After Windows 8 debacle, PC makers have high hopes for Windows 10
By Joab Jackson
After trying the patience of both consumers and the enterprise alike with Windows 8, original equipment manufacturers (OEMs) are hoping Windows 10 will reinvigorate the market for PCs, laptops and all-in-one devices.
Dell, Hewlett-Packard and Lenovo are all releasing new batches of Windows 10 PCs, laptops, tablets and all-in-ones. They all built hardware to make the most of Windows 10’s new features, such as the Cortana voice-aided assistant and biometric log-in options.
“There is a lot to like in Windows 10,” said Chris Walker, Intel vice president for notebook products. The operating system takes advantage of the hardware advancements made over the past few years in notebooks, such as considerable improvements in battery life and screen resolution.
Plus, OEMs are convinced the timing is right for a wave of new computer purchases.
More than 600 million computers, all more than four years old, are still running Windows 7, Microsoft has estimated.
Such a stronghold of legacy computers represents a “significant opportunity” for OEMs, said Mike Nash, HP vice president of portfolio strategy and customer experience for personal systems.
“People need a reason to buy a new computer,” he said. Windows 10 could provide the motivation for purchasing a new system.
The way Nash views it, the 600 million people running these older computers were ambivalent about buying a new system with Windows 8 installed.
Windows 8 had its issues, Nash admitted. In its pursuit of the then-nascent tablet market, Microsoft made the computing experience less than comfortable for those buyers of PCs and laptops. There was no start button. Apps were hard to find. The dual desktop and metro interfaces could be disorienting, he noted.
Not only has the start button returned, but Windows 10 also makes a much more sophisticated decisions about when to present the user with a touch-driven interface, and when to rely on the mouse-and-keyboard combo, thanks to the Continuum feature for detecting the device’s operating characteristics.

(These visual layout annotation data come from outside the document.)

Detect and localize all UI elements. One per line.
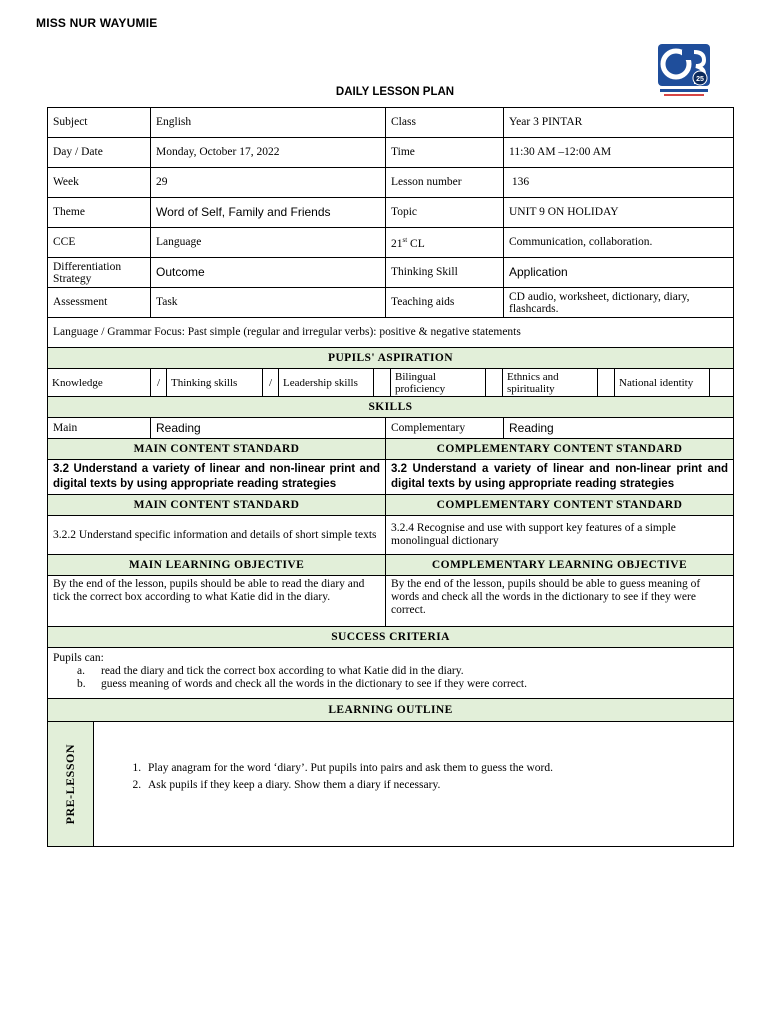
skills-main-label: Main xyxy=(48,418,151,439)
learning-standard-row xyxy=(48,516,734,555)
class-label: Class xyxy=(386,108,504,138)
aspiration-table xyxy=(47,368,734,397)
cl-label-text: CL xyxy=(407,237,425,250)
comp-content-standard: 3.2 Understand a variety of linear and non-linear print and digital texts by using appropriate reading strategies xyxy=(386,460,734,495)
learning-outline-header: LEARNING OUTLINE xyxy=(48,699,734,722)
learning-standard-header-row xyxy=(48,495,734,516)
date-label: Day / Date xyxy=(48,138,151,168)
success-criterion-a xyxy=(77,665,728,678)
main-learning-standard: 3.2.2 Understand specific information and details of short simple texts xyxy=(48,516,386,555)
date-value: Monday, October 17, 2022 xyxy=(151,138,386,168)
main-learning-standard-header: MAIN CONTENT STANDARD xyxy=(48,495,386,516)
lesson-plan-sheet xyxy=(47,107,734,847)
cl-label-number: 21 xyxy=(391,237,403,250)
main-objective-header: MAIN LEARNING OBJECTIVE xyxy=(48,555,386,576)
week-value: 29 xyxy=(151,168,386,198)
subject-label: Subject xyxy=(48,108,151,138)
topic-value: UNIT 9 ON HOLIDAY xyxy=(504,198,734,228)
main-content-standard: 3.2 Understand a variety of linear and non-linear print and digital texts by using appropriate reading strategies xyxy=(48,460,386,495)
info-row-theme xyxy=(48,198,734,228)
lesson-number-label: Lesson number xyxy=(386,168,504,198)
pre-lesson-step-1: 1. Play anagram for the word ‘diary’. Put pupils into pairs and ask them to guess the word. xyxy=(144,762,728,775)
assessment-value: Task xyxy=(151,288,386,318)
criterion-a-text: read the diary and tick the correct box according to what Katie did in the diary. xyxy=(101,665,464,677)
skills-header: SKILLS xyxy=(48,397,734,418)
differentiation-value: Outcome xyxy=(151,258,386,288)
document-title: DAILY LESSON PLAN xyxy=(335,86,455,98)
teaching-aids-value: CD audio, worksheet, dictionary, diary, flashcards. xyxy=(504,288,734,318)
cl-label-suffix: st xyxy=(402,236,408,245)
aspiration-knowledge: Knowledge xyxy=(48,369,151,397)
teacher-name: MISS NUR WAYUMIE xyxy=(36,16,158,30)
main-objective: By the end of the lesson, pupils should be able to read the diary and tick the correct box according to what Katie did in the diary. xyxy=(48,576,386,627)
info-row-subject xyxy=(48,108,734,138)
pre-lesson-steps-cell xyxy=(94,722,734,847)
comp-learning-standard-header: COMPLEMENTARY CONTENT STANDARD xyxy=(386,495,734,516)
skills-comp-label: Complementary xyxy=(386,418,504,439)
aspiration-national: National identity xyxy=(615,369,710,397)
class-value: Year 3 PINTAR xyxy=(504,108,734,138)
theme-label: Theme xyxy=(48,198,151,228)
content-standard-header-row xyxy=(48,439,734,460)
skills-header-row xyxy=(48,397,734,418)
criterion-b-marker: b. xyxy=(77,678,86,690)
success-criterion-b xyxy=(77,678,728,691)
main-content-standard-header: MAIN CONTENT STANDARD xyxy=(48,439,386,460)
learning-outline-table xyxy=(47,721,734,847)
theme-value: Word of Self, Family and Friends xyxy=(151,198,386,228)
comp-learning-standard: 3.2.4 Recognise and use with support key features of a simple monolingual dictionary xyxy=(386,516,734,555)
lesson-number-text: 136 xyxy=(511,176,530,188)
pre-lesson-step-2: 2. Ask pupils if they keep a diary. Show them a diary if necessary. xyxy=(144,779,728,792)
objective-header-row xyxy=(48,555,734,576)
aspiration-ethics: Ethnics and spirituality xyxy=(503,369,598,397)
lesson-number-value xyxy=(504,168,734,198)
aspiration-ethics-mark xyxy=(598,369,615,397)
aspiration-leadership-mark xyxy=(374,369,391,397)
info-row-week xyxy=(48,168,734,198)
aspiration-knowledge-mark: / xyxy=(151,369,167,397)
learning-outline-header-row xyxy=(48,699,734,722)
cce-label: CCE xyxy=(48,228,151,258)
week-label: Week xyxy=(48,168,151,198)
content-standard-row xyxy=(48,460,734,495)
lesson-info-table xyxy=(47,107,734,369)
subject-value: English xyxy=(151,108,386,138)
cl-label xyxy=(386,228,504,258)
assessment-label: Assessment xyxy=(48,288,151,318)
success-criteria-list xyxy=(53,665,728,691)
success-criteria-header: SUCCESS CRITERIA xyxy=(48,627,734,648)
grammar-focus: Language / Grammar Focus: Past simple (regular and irregular verbs): positive & negative statements xyxy=(48,318,734,348)
success-criteria-body xyxy=(48,648,734,699)
standards-table xyxy=(47,396,734,722)
aspiration-leadership: Leadership skills xyxy=(279,369,374,397)
criterion-b-text: guess meaning of words and check all the words in the dictionary to see if they were correct. xyxy=(101,678,527,690)
comp-objective-header: COMPLEMENTARY LEARNING OBJECTIVE xyxy=(386,555,734,576)
pre-lesson-row xyxy=(48,722,734,847)
time-value: 11:30 AM –12:00 AM xyxy=(504,138,734,168)
info-row-cce xyxy=(48,228,734,258)
time-label: Time xyxy=(386,138,504,168)
skills-row xyxy=(48,418,734,439)
info-row-date xyxy=(48,138,734,168)
info-row-assessment xyxy=(48,288,734,318)
skills-comp-value: Reading xyxy=(504,418,734,439)
aspiration-header: PUPILS' ASPIRATION xyxy=(48,348,734,369)
criterion-a-marker: a. xyxy=(77,665,85,677)
cce-value: Language xyxy=(151,228,386,258)
objective-row xyxy=(48,576,734,627)
aspiration-header-row xyxy=(48,348,734,369)
success-criteria-intro: Pupils can: xyxy=(53,652,104,664)
info-row-differentiation xyxy=(48,258,734,288)
success-criteria-header-row xyxy=(48,627,734,648)
differentiation-label: Differentiation Strategy xyxy=(48,258,151,288)
thinking-skill-label: Thinking Skill xyxy=(386,258,504,288)
cl-value: Communication, collaboration. xyxy=(504,228,734,258)
pre-lesson-stage-label: PRE-LESSON xyxy=(63,743,77,825)
comp-content-standard-header: COMPLEMENTARY CONTENT STANDARD xyxy=(386,439,734,460)
aspiration-bilingual: Bilingual proficiency xyxy=(391,369,486,397)
aspiration-thinking: Thinking skills xyxy=(167,369,263,397)
aspiration-bilingual-mark xyxy=(486,369,503,397)
grammar-focus-row xyxy=(48,318,734,348)
skills-main-value: Reading xyxy=(151,418,386,439)
pre-lesson-stage-cell xyxy=(48,722,94,847)
aspiration-row xyxy=(48,369,734,397)
comp-objective: By the end of the lesson, pupils should be able to guess meaning of words and check all the words in the dictionary to see if they were correct. xyxy=(386,576,734,627)
aspiration-national-mark xyxy=(710,369,734,397)
success-criteria-row xyxy=(48,648,734,699)
pre-lesson-steps xyxy=(122,762,728,792)
teaching-aids-label: Teaching aids xyxy=(386,288,504,318)
logo-badge: 25 xyxy=(696,76,704,83)
topic-label: Topic xyxy=(386,198,504,228)
thinking-skill-value: Application xyxy=(504,258,734,288)
aspiration-thinking-mark: / xyxy=(263,369,279,397)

Approximately 43 percent of users surveyed by HP are “excited” about Windows 10, and 44 percent have plans to upgrade their current machine.
The OEMs need some good news. Sales of computers in the second quarter of 2015 have slumped by 9.5 percent, compared to the same time a year before, according to IT analyst firm Gartner.
HP’s enthusiasm is undeterred by Microsoft’s ambitious plan to upgrade as many computers running older versions of windows as possible.
Models running Windows 7 that were manufactured before 2012 may be able to run Windows 10, but won’t be able to take advantage of the higher-end Windows features, such as Cortana, Nash noted.
Windows 10 has fairly modest requirements for hardware, meaning systems running Windows 8 or even Windows 7 in some cases could be upgraded to Windows 10. This is intentional on MIcrosoft’s part, an effort to get as many people on Windows 10 as possible to both streamline the updating process and to make the company’s cloud services available to as many people as possible.
On the consumer side, HP is releasing three new notebooks, three desktop editions and two all-in-one computers that all run Windows 10. For the enterprise, HP will be rolling out six laptops, four desktop computers and two all-in-ones between August and October.
Dell is also bullish about the success of Windows 10. On Wednesday, the company introduced 12 new models, offered in more than 70 configurations, running Windows 10.
Dell was able to leverage the new features of Windows 10, said Marissa Tarleton, Dell executive director for North American consumer and small business marketing.
In particular, the company worked to make the voice-aided Cortana feature as usable as possible. With Windows 10, users can ask the system to carry out tasks such as open a program or look something up on the Internet. Dell developed a set of voice recognition algorithms and audio software that can pick out a user’s voice in a noisy environment.
Another feature that Dell took extra effort to support is the Hello authentication feature, which can log in a user by taking a photo of his or her face. The company integrated its own facial recognition software on top of Microsoft’s to further aid the process of identifying a person.
System builders are also seeing opportunity in Windows 10. “We are more optimistic about the release of Windows 10 than we have been over any other desktop operating system,” said Chris Woodin, director of Microsoft business development for business systems provider Softchoice.
Many enterprises have been holding off on upgrading their Windows 7 machines for Windows 8, so there is considerable pent-up demand for Windows 10, Woodin said.
Beyond the desktop replacements, Windows 10 also provides a good platform for Softchoice to build advanced features with on behalf of their customers.
At the World Wide Partner Conference earlier this month, Microsoft demonstrated how Cortana could be used to power business intelligence (BI) applications. Anyone, not just BI specialists, could ask a question about company data, and Cortana could return an answer.
This BI capability may not be something that Softchoice could offer this year. The Microsoft demo would still require considerable wiring to get into production use. But the company can start testing and building solutions with such capabilities for the years to come, Woodin said.